Note that, as long as the above three steps (split, preprocess, and analysis) are entered in that order, the steps may be entered one after the other - without having to wait until the previous step finishes. The EMR framework ensures that a step does not start until the previously queued step has completed.
❗ Monitor the status of each step using the AWS EMR console - in the Step section.
Use the AWS S3 Console to monitor files in your S3 bucket.
To download a file from AWS S3 to your current directory, edit the following command with your details and execute at a shell command line: ❗
aws s3 cp s3://[YOUR BUCKET]/falco-tutorial/[YOUR USER NAME]/analysis/samples_expression.csv .

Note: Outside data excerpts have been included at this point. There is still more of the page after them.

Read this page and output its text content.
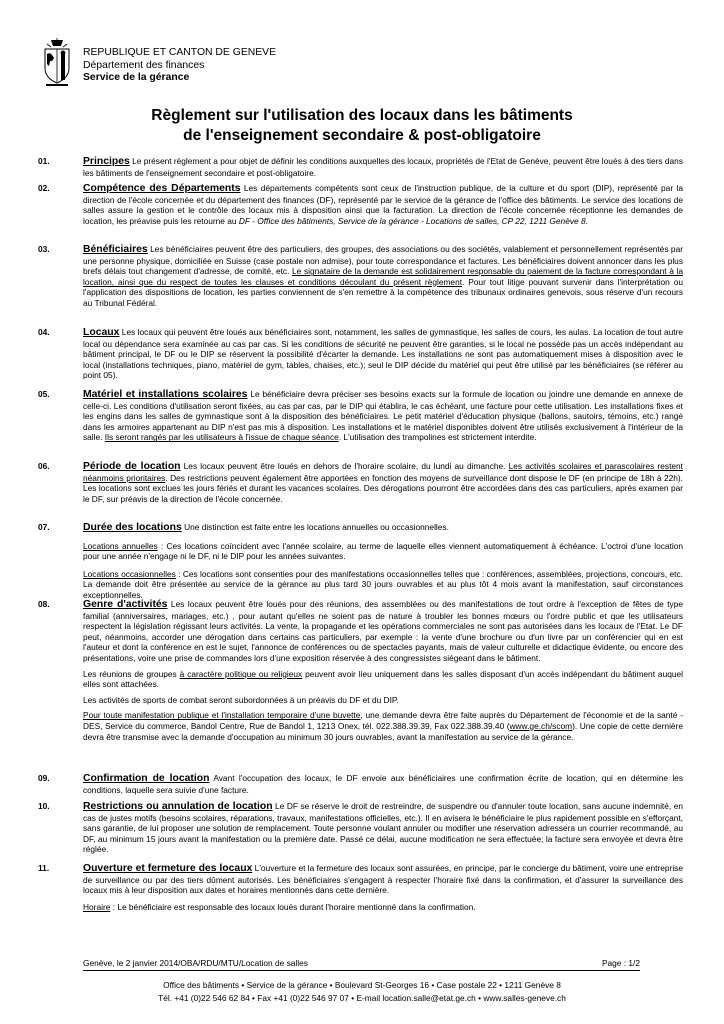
REPUBLIQUE ET CANTON DE GENEVE
Département des finances
Service de la gérance
Règlement sur l'utilisation des locaux dans les bâtiments
de l'enseignement secondaire & post-obligatoire
01.	Principes Le présent règlement a pour objet de définir les conditions auxquelles des locaux, propriétés de l'Etat de Genève, peuvent être loués à des tiers dans les bâtiments de l'enseignement secondaire et post-obligatoire.

02.	Compétence des Départements Les départements compétents sont ceux de l'instruction publique, de la culture et du sport (DIP), représenté par la direction de l'école concernée et du département des finances (DF), représenté par le service de la gérance de l'office des bâtiments. Le service des locations de salles assure la gestion et le contrôle des locaux mis à disposition ainsi que la facturation. La direction de l'école concernée réceptionne les demandes de location, les préavise puis les retourne au DF - Office des bâtiments, Service de la gérance - Locations de salles, CP 22, 1211 Genève 8.

03.	Bénéficiaires Les bénéficiaires peuvent être des particuliers, des groupes, des associations ou des sociétés, valablement et personnellement représentés par une personne physique, domiciliée en Suisse (case postale non admise), pour toute correspondance et factures. Les bénéficiaires doivent annoncer dans les plus brefs délais tout changement d'adresse, de comité, etc. Le signataire de la demande est solidairement responsable du paiement de la facture correspondant à la location, ainsi que du respect de toutes les clauses et conditions découlant du présent règlement. Pour tout litige pouvant survenir dans l'interprétation ou l'application des dispositions de location, les parties conviennent de s'en remettre à la compétence des tribunaux ordinaires genevois, sous réserve d'un recours au Tribunal Fédéral.

04.	Locaux Les locaux qui peuvent être loués aux bénéficiaires sont, notamment, les salles de gymnastique, les salles de cours, les aulas. La location de tout autre local ou dépendance sera examinée au cas par cas. Si les conditions de sécurité ne peuvent être garanties, si le local ne possède pas un accès indépendant au bâtiment principal, le DF ou le DIP se réservent la possibilité d'écarter la demande. Les installations ne sont pas automatiquement mises à disposition avec le local (installations techniques, piano, matériel de gym, tables, chaises, etc.); seul le DIP décide du matériel qui peut être utilisé par les bénéficiaires (se référer au point 05).

05.	Matériel et installations scolaires Le bénéficiaire devra préciser ses besoins exacts sur la formule de location ou joindre une demande en annexe de celle-ci. Les conditions d'utilisation seront fixées, au cas par cas, par le DIP qui établira, le cas échéant, une facture pour cette utilisation. Les installations fixes et les engins dans les salles de gymnastique sont à la disposition des bénéficiaires. Le petit matériel d'éducation physique (ballons, sautoirs, témoins, etc.) rangé dans les armoires appartenant au DIP n'est pas mis à disposition. Les installations et le matériel disponibles doivent être utilisés exclusivement à l'intérieur de la salle. Ils seront rangés par les utilisateurs à l'issue de chaque séance. L'utilisation des trampolines est strictement interdite.

06.	Période de location Les locaux peuvent être loués en dehors de l'horaire scolaire, du lundi au dimanche. Les activités scolaires et parascolaires restent néanmoins prioritaires. Des restrictions peuvent également être apportées en fonction des moyens de surveillance dont dispose le DF (en principe de 18h à 22h). Les locations sont exclues les jours fériés et durant les vacances scolaires. Des dérogations pourront être accordées dans des cas particuliers, après examen par le DF, sur préavis de la direction de l'école concernée.

07.	Durée des locations Une distinction est faite entre les locations annuelles ou occasionnelles.

Locations annuelles : Ces locations coïncident avec l'année scolaire, au terme de laquelle elles viennent automatiquement à échéance. L'octroi d'une location pour une année n'engage ni le DF, ni le DIP pour les années suivantes.

Locations occasionnelles : Ces locations sont consenties pour des manifestations occasionnelles telles que : conférences, assemblées, projections, concours, etc. La demande doit être présentée au service de la gérance au plus tard 30 jours ouvrables et au plus tôt 4 mois avant la manifestation, sauf circonstances exceptionnelles.

08.	Genre d'activités Les locaux peuvent être loués pour des réunions, des assemblées ou des manifestations de tout ordre à l'exception de fêtes de type familial (anniversaires, mariages, etc.) , pour autant qu'elles ne soient pas de nature à troubler les bonnes mœurs ou l'ordre public et que les utilisateurs respectent la législation régissant leurs activités. La vente, la propagande et les opérations commerciales ne sont pas autorisées dans les locaux de l'Etat. Le DF peut, néanmoins, accorder une dérogation dans certains cas particuliers, par exemple : la vente d'une brochure ou d'un livre par un conférencier qui en est l'auteur et dont la conférence en est le sujet, l'annonce de conférences ou de spectacles payants, mais de valeur culturelle et didactique évidente, ou encore des présentations, voire une prise de commandes lors d'une exposition réservée à des congressistes siégeant dans le bâtiment.

Les réunions de groupes à caractère politique ou religieux peuvent avoir lieu uniquement dans les salles disposant d'un accès indépendant du bâtiment auquel elles sont attachées.

Les activités de sports de combat seront subordonnées à un préavis du DF et du DIP.

Pour toute manifestation publique et l'installation temporaire d'une buvette, une demande devra être faite auprès du Département de l'économie et de la santé - DES, Service du commerce, Bandol Centre, Rue de Bandol 1, 1213 Onex, tél. 022.388.39.39, Fax 022.388.39.40 (www.ge.ch/scom). Une copie de cette dernière devra être transmise avec la demande d'occupation au minimum 30 jours ouvrables, avant la manifestation au service de la gérance.

09.	Confirmation de location Avant l'occupation des locaux, le DF envoie aux bénéficiaires une confirmation écrite de location, qui en détermine les conditions, laquelle sera suivie d'une facture.

10.	Restrictions ou annulation de location Le DF se réserve le droit de restreindre, de suspendre ou d'annuler toute location, sans aucune indemnité, en cas de justes motifs (besoins scolaires, réparations, travaux, manifestations officielles, etc.). Il en avisera le bénéficiaire le plus rapidement possible en s'efforçant, sans garantie, de lui proposer une solution de remplacement. Toute personne voulant annuler ou modifier une réservation adressera un courrier recommandé, au DF, au minimum 15 jours avant la manifestation ou la première date. Passé ce délai, aucune modification ne sera effectuée; la facture sera envoyée et devra être réglée.

11.	Ouverture et fermeture des locaux L'ouverture et la fermeture des locaux sont assurées, en principe, par le concierge du bâtiment, voire une entreprise de surveillance ou par des tiers dûment autorisés. Les bénéficiaires s'engagent à respecter l'horaire fixé dans la confirmation, et d'assurer la surveillance des locaux mis à leur disposition aux dates et horaires mentionnés dans cette dernière.

Horaire : Le bénéficiaire est responsable des locaux loués durant l'horaire mentionné dans la confirmation.

Genève, le 2 janvier 2014/OBA/RDU/MTU/Location de salles	Page : 1/2
Office des bâtiments • Service de la gérance • Boulevard St-Georges 16 • Case postale 22 • 1211 Genève 8
Tél. +41 (0)22 546 62 84 • Fax +41 (0)22 546 97 07 • E-mail location.salle@etat.ge.ch • www.salles-geneve.ch
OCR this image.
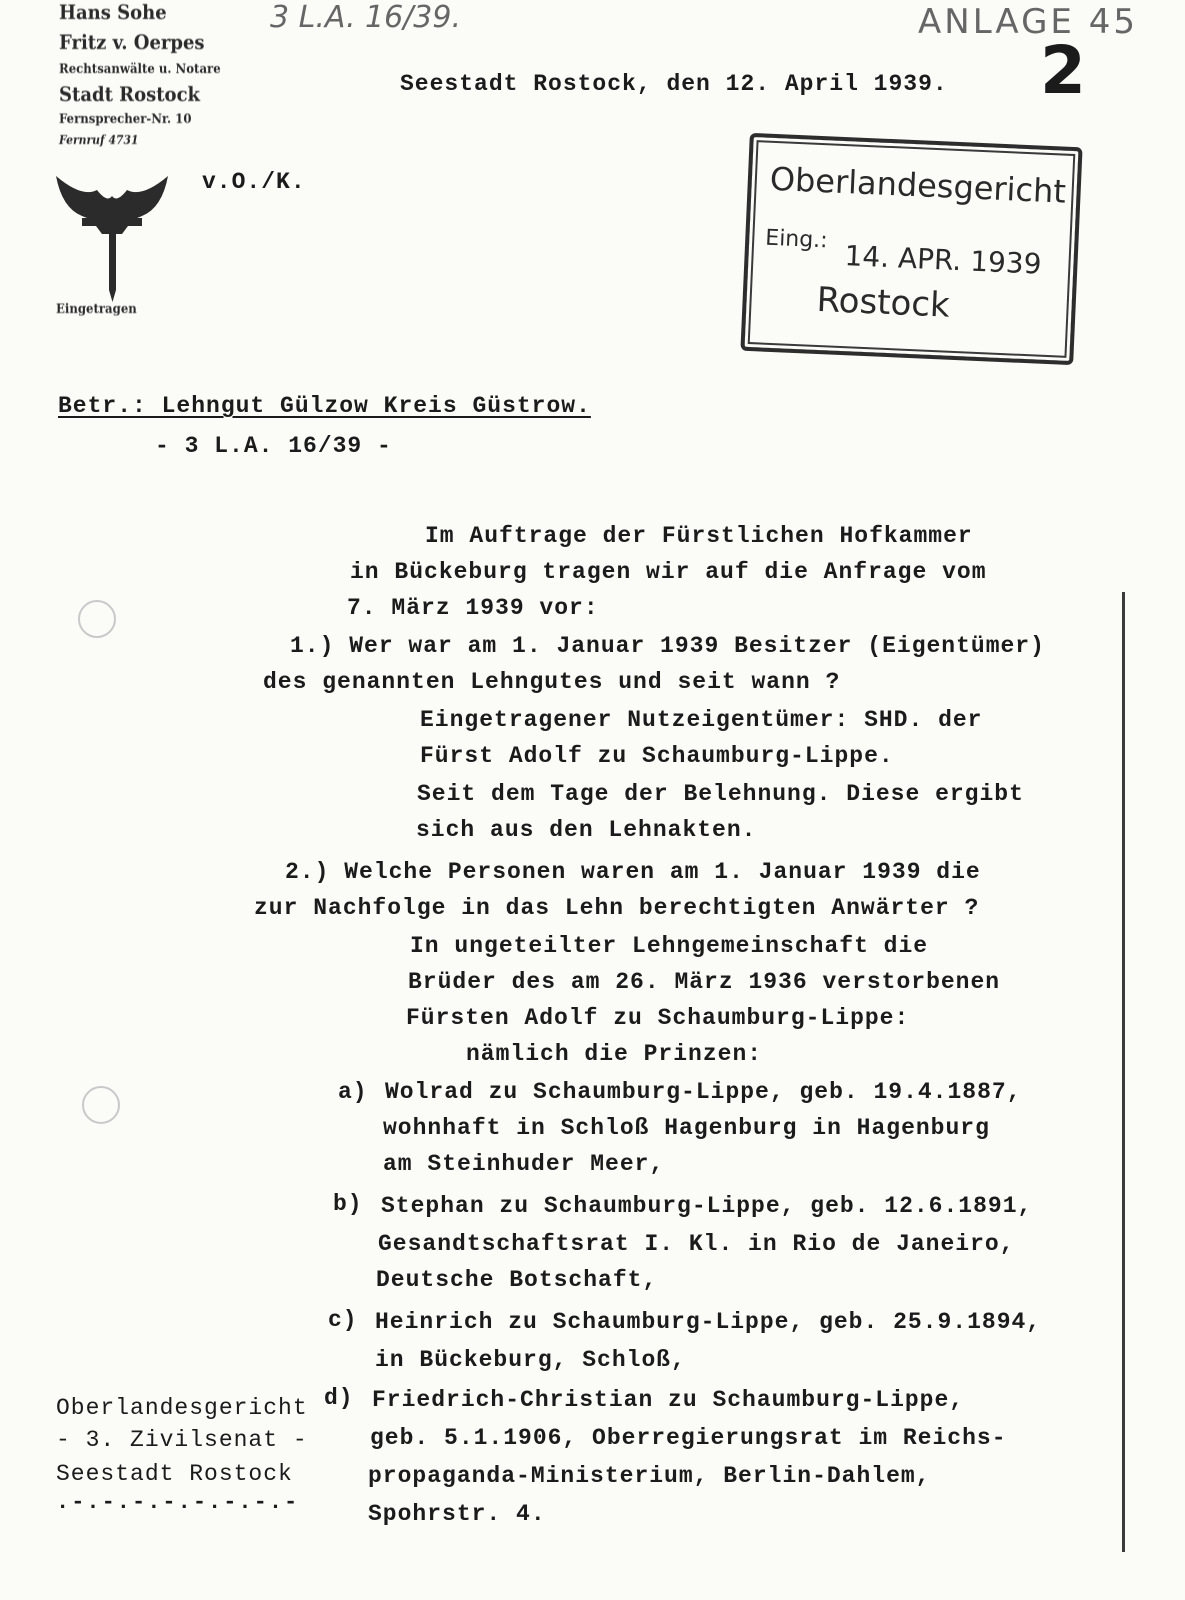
Hans Sohe
Fritz v. Oerpes
Rechtsanwälte u. Notare
Stadt Rostock
Fernsprecher-Nr. 10
Fernruf 4731
Eingetragen
3 L.A. 16/39.	ANLAGE 45
2
Seestadt Rostock, den 12. April 1939.
v.O./K.	Oberlandesgericht
Eing.: 14. APR. 1939
Rostock
Betr.: Lehngut Gülzow Kreis Güstrow.
- 3 L.A. 16/39 -
Im Auftrage der Fürstlichen Hofkammer
in Bückeburg tragen wir auf die Anfrage vom
7. März 1939 vor:
1.) Wer war am 1. Januar 1939 Besitzer (Eigentümer)
des genannten Lehngutes und seit wann ?
Eingetragener Nutzeigentümer: SHD. der
Fürst Adolf zu Schaumburg-Lippe.
Seit dem Tage der Belehnung. Diese ergibt
sich aus den Lehnakten.
2.) Welche Personen waren am 1. Januar 1939 die
zur Nachfolge in das Lehn berechtigten Anwärter ?
In ungeteilter Lehngemeinschaft die
Brüder des am 26. März 1936 verstorbenen
Fürsten Adolf zu Schaumburg-Lippe:
nämlich die Prinzen:
a) Wolrad zu Schaumburg-Lippe, geb. 19.4.1887,
wohnhaft in Schloß Hagenburg in Hagenburg
am Steinhuder Meer,
b) Stephan zu Schaumburg-Lippe, geb. 12.6.1891,
Gesandtschaftsrat I. Kl. in Rio de Janeiro,
Deutsche Botschaft,
c) Heinrich zu Schaumburg-Lippe, geb. 25.9.1894,
in Bückeburg, Schloß,
d) Friedrich-Christian zu Schaumburg-Lippe,
geb. 5.1.1906, Oberregierungsrat im Reichs-
propaganda-Ministerium, Berlin-Dahlem,
Spohrstr. 4.
Oberlandesgericht
- 3. Zivilsenat -
Seestadt Rostock
.-.-.-.-.-.-.-.-
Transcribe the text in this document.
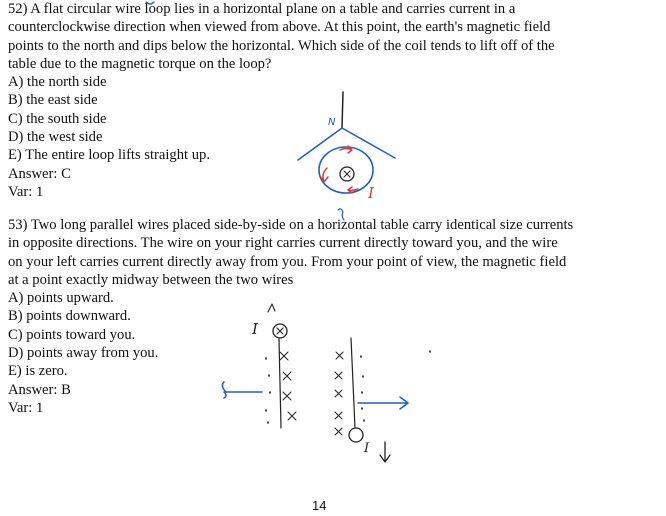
52) A flat circular wire loop lies in a horizontal plane on a table and carries current in a

counterclockwise direction when viewed from above. At this point, the earth's magnetic field

points to the north and dips below the horizontal. Which side of the coil tends to lift off of the

table due to the magnetic torque on the loop?

A) the north side

B) the east side

C) the south side

D) the west side

E) The entire loop lifts straight up.

Answer: C

Var: 1

53) Two long parallel wires placed side-by-side on a horizontal table carry identical size currents

in opposite directions. The wire on your right carries current directly toward you, and the wire

on your left carries current directly away from you. From your point of view, the magnetic field

at a point exactly midway between the two wires

A) points upward.

B) points downward.

C) points toward you.

D) points away from you.

E) is zero.

Answer: B

Var: 1

N
I
I
I
14
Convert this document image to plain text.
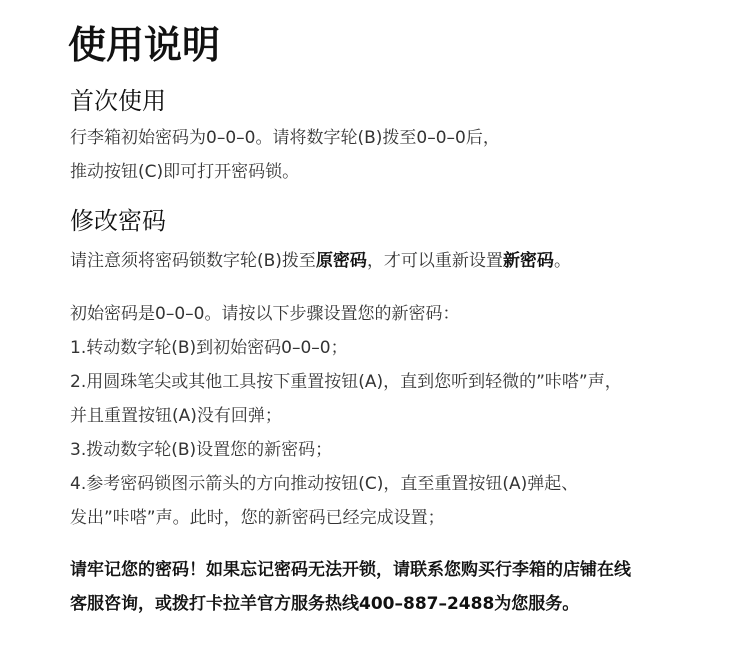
使用说明
首次使用
行李箱初始密码为0–0–0。请将数字轮(B)拨至0–0–0后，
推动按钮(C)即可打开密码锁。
修改密码
请注意须将密码锁数字轮(B)拨至原密码，才可以重新设置新密码。
初始密码是0–0–0。请按以下步骤设置您的新密码：
1.转动数字轮(B)到初始密码0–0–0；
2.用圆珠笔尖或其他工具按下重置按钮(A)，直到您听到轻微的”咔嗒”声，
并且重置按钮(A)没有回弹；
3.拨动数字轮(B)设置您的新密码；
4.参考密码锁图示箭头的方向推动按钮(C)，直至重置按钮(A)弹起、
发出”咔嗒”声。此时，您的新密码已经完成设置；
请牢记您的密码！如果忘记密码无法开锁，请联系您购买行李箱的店铺在线
客服咨询，或拨打卡拉羊官方服务热线400–887–2488为您服务。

# you can also list all the AWS S3 files that begin with a particular prefix:
#aws s3 ls s3://[YOUR BUCKET]/falco-tutorial/[YOUR USER NAME]/analysis/
Alternatively, you could see a listing of the results via the AWS S3 Console by navigating to your bucket and output location.
🔴 As AWS charges by the hour for usage of its services, the user should terminate their cluster when finished. This is done by selecting your cluster on the AWS EMR console Cluster List, and clicking the Terminate button.